BIK, or Benefit in Kind, Tax is a tax that employees pay for any benefits that may receive at work in addition to their normal salary. For instance, if an employee receives a company car that they use the private, as well as professional, use, they will have to pay BIK tax for that perk.

Every car has a different BIK band, which is dependent on the individual CO2 emissions and P11D value of that vehicle.

How do you calculate BIK Tax?

You can calculate how much BIK tax you will pay by multiplying the P11D value of your car by its BIK banding, then taking that figure and multiplying it again, this time by your personal tax band, which will be either 20% or 40%.

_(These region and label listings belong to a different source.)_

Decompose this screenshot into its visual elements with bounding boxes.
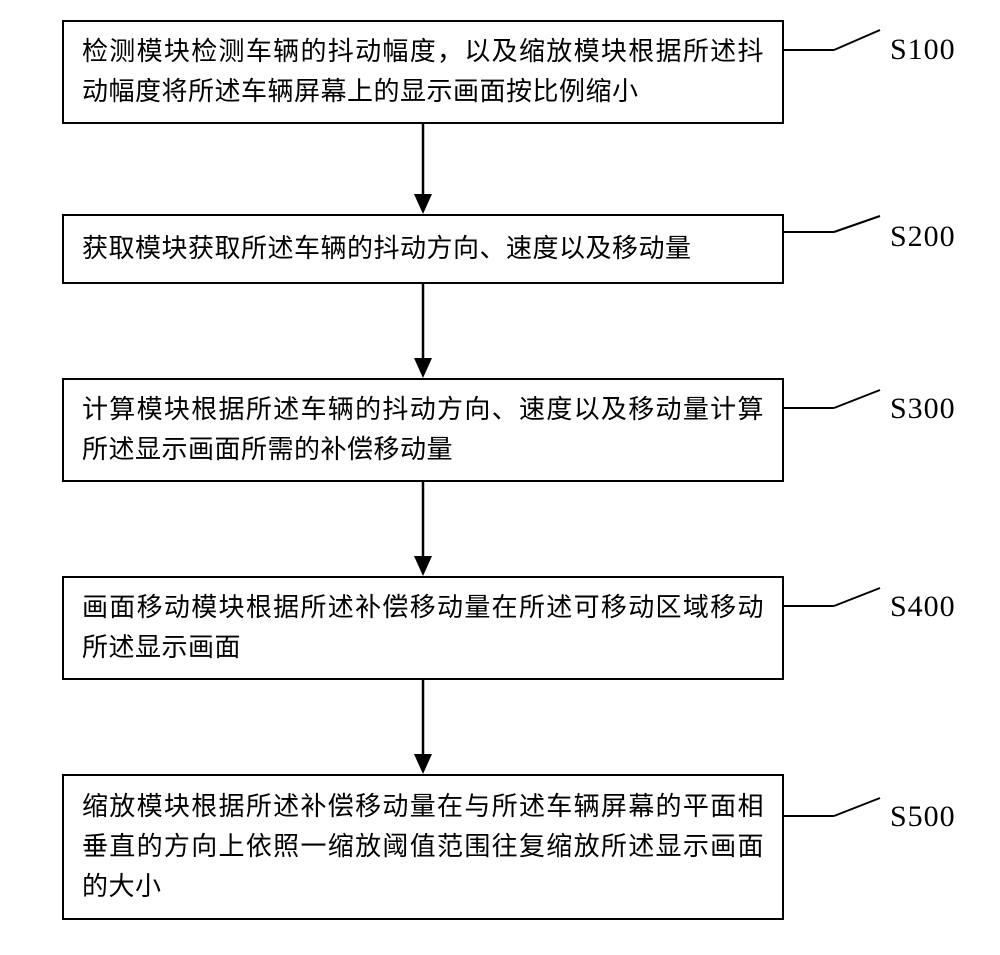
step-box-s100: 检测模块检测车辆的抖动幅度，以及缩放模块根据所述抖动幅度将所述车辆屏幕上的显示画… (62, 20, 784, 124)
step-box-s500: 缩放模块根据所述补偿移动量在与所述车辆屏幕的平面相垂直的方向上依照一缩放阈值范围… (62, 774, 784, 920)
arrow-s200-s300 (411, 284, 435, 378)
leader-s500 (784, 788, 890, 828)
step-label-s100: S100 (890, 33, 956, 67)
step-text-s100: 检测模块检测车辆的抖动幅度，以及缩放模块根据所述抖动幅度将所述车辆屏幕上的显示画… (82, 32, 764, 113)
leader-s300 (784, 380, 890, 420)
arrow-s100-s200 (411, 124, 435, 214)
step-label-s500: S500 (890, 800, 956, 834)
step-box-s300: 计算模块根据所述车辆的抖动方向、速度以及移动量计算所述显示画面所需的补偿移动量 (62, 378, 784, 482)
step-label-s400: S400 (890, 590, 956, 624)
leader-s400 (784, 578, 890, 618)
step-text-s300: 计算模块根据所述车辆的抖动方向、速度以及移动量计算所述显示画面所需的补偿移动量 (82, 390, 764, 471)
step-label-s200: S200 (890, 220, 956, 254)
step-box-s200: 获取模块获取所述车辆的抖动方向、速度以及移动量 (62, 214, 784, 284)
leader-s100 (784, 22, 890, 62)
step-text-s500: 缩放模块根据所述补偿移动量在与所述车辆屏幕的平面相垂直的方向上依照一缩放阈值范围… (82, 787, 764, 908)
step-text-s200: 获取模块获取所述车辆的抖动方向、速度以及移动量 (82, 229, 692, 269)
flowchart-canvas: 检测模块检测车辆的抖动幅度，以及缩放模块根据所述抖动幅度将所述车辆屏幕上的显示画… (0, 0, 1000, 955)
step-box-s400: 画面移动模块根据所述补偿移动量在所述可移动区域移动所述显示画面 (62, 576, 784, 680)
step-text-s400: 画面移动模块根据所述补偿移动量在所述可移动区域移动所述显示画面 (82, 588, 764, 669)
step-label-s300: S300 (890, 392, 956, 426)
arrow-s400-s500 (411, 680, 435, 774)
arrow-s300-s400 (411, 482, 435, 576)
leader-s200 (784, 206, 890, 246)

For example, say you were offered a SEAT Leon SC FR Technology 2.0TDi 150PS as a company car. The P11D value of that car is £22,265. The car emits 112g/km of CO2, which makes its BIK band 24% for the 2017/2018 financial year.

Using the calculation mentioned above, you would take the P11D value of £22,265 and multiply it by the 24% BIK band, which would give you the BIK value of £5,343.60.

You can then find the amount of BIK tax you would pay on the car by taking that figure and multiplying it by your personal tax band. If you pay 20% tax, you would multiply £5,343.60 by 20%, which would give you £1,068.72 as being the amount of annual BIK tax you would pay on that car.

bik tax rate tables

Do I only have to pay BIK Tax on company cars?

No, you have to pay a BIK Tax on any company van that you use for private use as well, although it is calculated differently.

BIK tax for vans is calculated at a base rate of £3,000, so you would find your van BIK tax by multiplying £3,000 by your income tax band rate. So this could be £3,000 x 20% = £600 per annum.

When it comes to deciding what constitutes private use of a company van, reasonable use is taken into account. In other words, there would be no BIK tax to pay if you simply drove the van home at night. However, if you used the van to drive your family around at weekends that would constitute private use and you would have to pay a BIK tax.